The 2022 Jeep Compass has been revealed in U.S.-spec for the Chicago Auto Show. And it’s pretty much just like its European counterpart, with a modestly updated exterior and a thoroughly overhauled and improved interior. But under the freshened body, the new Compass is pretty much like the old one.
The main design differences on the Compass include revised front and rear fascias. The front gets slightly smaller slots, and the lower grille is enlarged. The headlights are smaller, and all models get LED units, with reflector versions on entry-level models and projector ones on higher trims. The differences at the back lie mainly in restyled taillights.
The biggest changes to the car are on the interior. Gone is the lumpy, plasticky dash of the old Compass. In its place is the lower, wider, cleaner version from the European car. It features an upholstered and stitched middle panel that adds some variety and some more pleasant materials, and has nicely integrated air vents. The infotainment system now uses Uconnect 5, and the Compass comes with a 8.4-inch touchscreen standard, with a 10.1-inch screen available. Higher trim levels can also be had with a 10.25-inch instrument screen.
Carried over from last year is the naturally aspirated 2.4-liter four-cylinder making 177 horsepower and 172 pound-feet of torque. On the front-drive models, it comes with a six-speed automatic, and all-wheel-drive models get a nine-speed. No manual transmission is available. Two all-wheel-drive systems are offered, with the main difference being that the version in the Trailhawk includes an ultra-low first gear giving it a 20:1 crawl ratio for slow off-roading.

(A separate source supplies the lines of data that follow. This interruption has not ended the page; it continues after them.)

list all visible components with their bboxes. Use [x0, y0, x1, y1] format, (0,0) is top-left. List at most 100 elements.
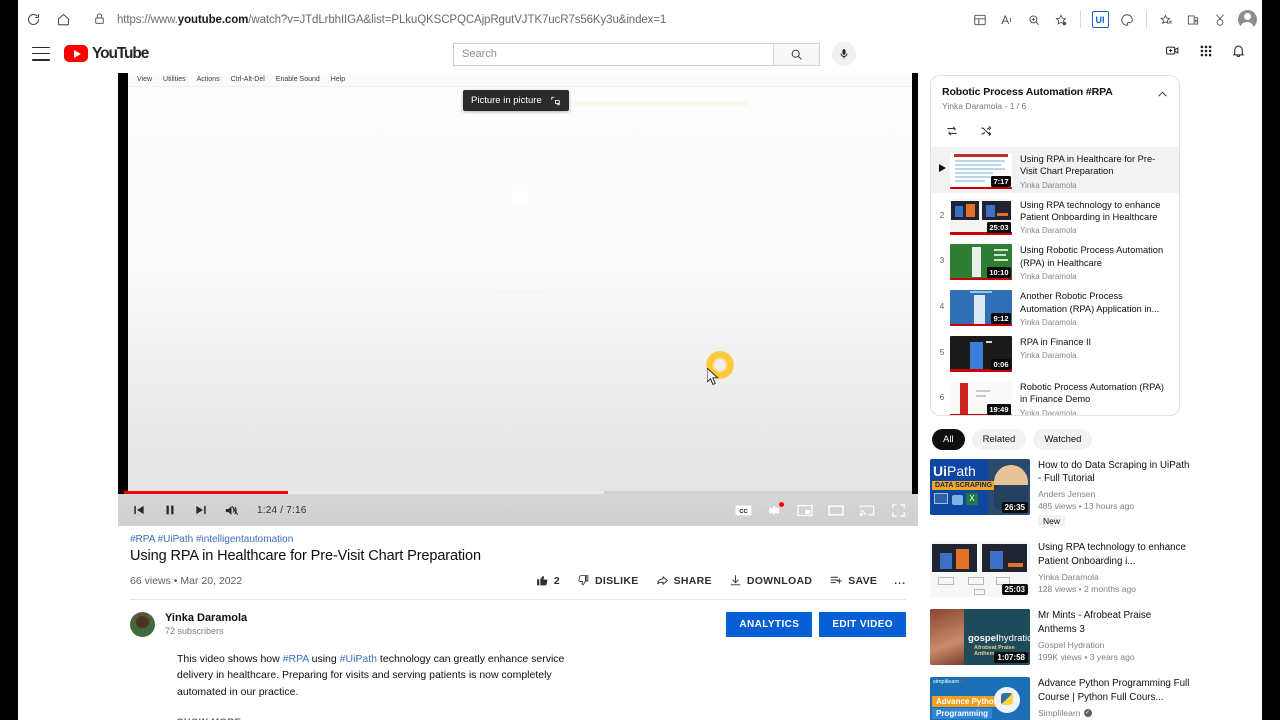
video-pillarbox-right: [912, 73, 918, 526]
pause-button[interactable]: [155, 496, 184, 525]
video-meta-row: 66 views • Mar 20, 2022 2 DISLIKE SHARE …: [130, 574, 918, 587]
playlist-item-text: Robotic Process Automation (RPA) in Fina…: [1012, 378, 1171, 415]
video-thumbnail: 25:03: [930, 541, 1030, 598]
save-button[interactable]: SAVE: [829, 574, 877, 587]
video-duration: 0:06: [990, 358, 1011, 370]
playlist-item-channel: Yinka Daramola: [1020, 351, 1077, 361]
video-player[interactable]: View Utilities Actions Ctrl-Alt-Del Enab…: [118, 73, 918, 526]
recommendation-channel: Yinka Daramola: [1038, 571, 1099, 582]
shuffle-icon[interactable]: [979, 124, 993, 143]
theater-button[interactable]: [822, 496, 850, 524]
chip-watched[interactable]: Watched: [1033, 429, 1093, 450]
browser-toolbar: https://www.youtube.com/watch?v=JTdLrbhI…: [18, 0, 1262, 39]
split-screen-icon[interactable]: [1114, 6, 1140, 34]
playlist-items: 7:17 Using RPA in Healthcare for Pre-Vis…: [931, 147, 1179, 415]
collections-icon[interactable]: [967, 6, 993, 34]
now-playing-icon: [934, 150, 950, 172]
list-item[interactable]: gospelhydration. Afrobeat Praise Anthems…: [930, 609, 1192, 666]
settings-button[interactable]: [760, 496, 788, 524]
youtube-page: YouTube Search View Utilities Actions Ct…: [18, 39, 1262, 720]
fullscreen-button[interactable]: [884, 496, 912, 524]
cast-button[interactable]: [853, 496, 881, 524]
zoom-icon[interactable]: [1021, 6, 1047, 34]
channel-info: Yinka Daramola 72 subscribers: [165, 612, 247, 636]
description-hashtag-rpa[interactable]: #RPA: [283, 653, 309, 665]
playlist-panel: Robotic Process Automation #RPA Yinka Da…: [930, 75, 1180, 416]
chevron-up-icon[interactable]: [1156, 88, 1169, 106]
loop-icon[interactable]: [945, 124, 959, 143]
mouse-cursor-icon: [706, 366, 720, 391]
time-display: 1:24 / 7:16: [257, 504, 307, 516]
search-input[interactable]: Search: [453, 42, 773, 66]
list-item[interactable]: 2 25:03 Using RPA technology to enhance …: [931, 193, 1179, 239]
list-item[interactable]: 6 19:49 Robotic Process Automation (RPA)…: [931, 375, 1179, 415]
chip-related[interactable]: Related: [971, 429, 1027, 450]
address-bar[interactable]: https://www.youtube.com/watch?v=JTdLrbhI…: [84, 7, 957, 32]
next-button[interactable]: [186, 496, 215, 525]
search-area: Search: [453, 42, 856, 66]
hamburger-menu-icon[interactable]: [32, 46, 50, 61]
captions-button[interactable]: CC: [729, 496, 757, 524]
player-controls-left: 1:24 / 7:16: [118, 496, 306, 525]
recommendation-text: Mr Mints - Afrobeat Praise Anthems 3 Gos…: [1030, 609, 1192, 665]
list-item[interactable]: 3 10:10 Using Robotic Process Automation…: [931, 238, 1179, 284]
playlist-item-index: 2: [939, 210, 945, 220]
channel-name[interactable]: Yinka Daramola: [165, 612, 247, 624]
list-item[interactable]: 4 9:12 Another Robotic Process Automatio…: [931, 284, 1179, 330]
filter-chips: All Related Watched: [932, 429, 1192, 450]
previous-button[interactable]: [124, 496, 153, 525]
playlist-item-title: Robotic Process Automation (RPA) in Fina…: [1020, 381, 1164, 405]
voice-search-button[interactable]: [832, 42, 856, 66]
video-thumbnail: 7:17: [950, 153, 1012, 189]
description-hashtag-uipath[interactable]: #UiPath: [340, 653, 377, 665]
home-icon[interactable]: [48, 5, 78, 35]
more-actions-button[interactable]: ...: [894, 575, 906, 587]
add-favorite-icon[interactable]: [1048, 6, 1074, 34]
playlist-title: Robotic Process Automation #RPA: [942, 86, 1113, 98]
chip-all[interactable]: All: [932, 429, 965, 450]
avatar[interactable]: [130, 612, 155, 637]
apps-grid-icon[interactable]: [1196, 41, 1215, 60]
edit-video-button[interactable]: EDIT VIDEO: [819, 612, 906, 637]
video-duration: 7:17: [990, 176, 1011, 187]
video-thumbnail: 9:12: [950, 290, 1012, 327]
analytics-button[interactable]: ANALYTICS: [726, 612, 813, 637]
refresh-icon[interactable]: [18, 5, 48, 35]
remote-menu-enable-sound: Enable Sound: [275, 76, 320, 83]
player-controls-right: CC: [729, 496, 912, 524]
video-faint-line-2: [496, 291, 546, 294]
download-button[interactable]: DOWNLOAD: [729, 574, 812, 587]
video-info-section: #RPA #UiPath #intelligentautomation Usin…: [118, 526, 918, 720]
remote-menu-utilities: Utilities: [163, 76, 186, 83]
rewards-icon[interactable]: [1207, 6, 1233, 34]
list-item[interactable]: 5 0:06 RPA in Finance II Yinka Daramola: [931, 330, 1179, 375]
dislike-button[interactable]: DISLIKE: [577, 574, 639, 587]
list-item[interactable]: UiPath DATA SCRAPING X 26:35 How to do D…: [930, 459, 1192, 529]
share-button[interactable]: SHARE: [656, 574, 712, 587]
create-video-icon[interactable]: [1163, 41, 1182, 60]
miniplayer-button[interactable]: [791, 496, 819, 524]
youtube-logo[interactable]: YouTube: [64, 44, 149, 63]
notifications-bell-icon[interactable]: [1229, 41, 1248, 60]
playlist-item-text: Another Robotic Process Automation (RPA)…: [1012, 287, 1171, 327]
save-label: SAVE: [848, 574, 878, 587]
video-thumbnail: 19:49: [950, 380, 1012, 415]
playlist-item-title: RPA in Finance II: [1020, 336, 1092, 347]
list-item[interactable]: simplilearn ● Advance Python Programming…: [930, 677, 1192, 720]
playlist-item-text: RPA in Finance II Yinka Daramola: [1012, 333, 1091, 360]
uipath-extension-icon[interactable]: UI: [1087, 6, 1113, 34]
mute-button[interactable]: [217, 496, 246, 525]
list-item[interactable]: 7:17 Using RPA in Healthcare for Pre-Vis…: [931, 147, 1179, 193]
search-button[interactable]: [773, 42, 820, 66]
pip-tooltip-label: Picture in picture: [471, 95, 542, 106]
read-aloud-icon[interactable]: [994, 6, 1020, 34]
new-badge: New: [1038, 515, 1066, 528]
video-hashtags[interactable]: #RPA #UiPath #intelligentautomation: [130, 534, 918, 545]
video-duration: 1:07:58: [994, 652, 1028, 664]
youtube-wordmark: YouTube: [92, 44, 149, 62]
profile-avatar-icon[interactable]: [1234, 6, 1260, 34]
list-item[interactable]: 25:03 Using RPA technology to enhance Pa…: [930, 541, 1192, 598]
favorites-icon[interactable]: [1153, 6, 1179, 34]
like-button[interactable]: 2: [536, 574, 560, 587]
collections-add-icon[interactable]: [1180, 6, 1206, 34]
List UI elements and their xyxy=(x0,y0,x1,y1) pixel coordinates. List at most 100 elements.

Fuel economy is practically unchanged, with the front-drive version getting 22 mpg in town, 31 on the highway and 24 combined. The all-wheel-drive version gets 22 city, 30 highway and 25 combined.
Missing in action is the Compass 4xe, already announced for Europe. But Jeep’s plans to offer plug-in hybrids in every segment leads us to believe the hybrid is coming eventually.
Jeep says it has made some revisions to the steering and suspension that should make the Compass more responsive and more refined. It also says articulation has been improved, with the Compass having up to 6 inches of it up front, and 8 in in the rear. Ground clearance is just barely improved for the Trailhawk with 8.6 inches versus 8.5 for last year. Otherwise, it has the same approach, breakover and departure angles, and the same suite of features such as skid plates, red tow hooks and a “Rock” driving mode.
The updated Compass goes on sale this fall. The base Sport starts at $26,490, and adding all-wheel drive brings it up to $27,990. That’s an increase of about $500 over the previous one.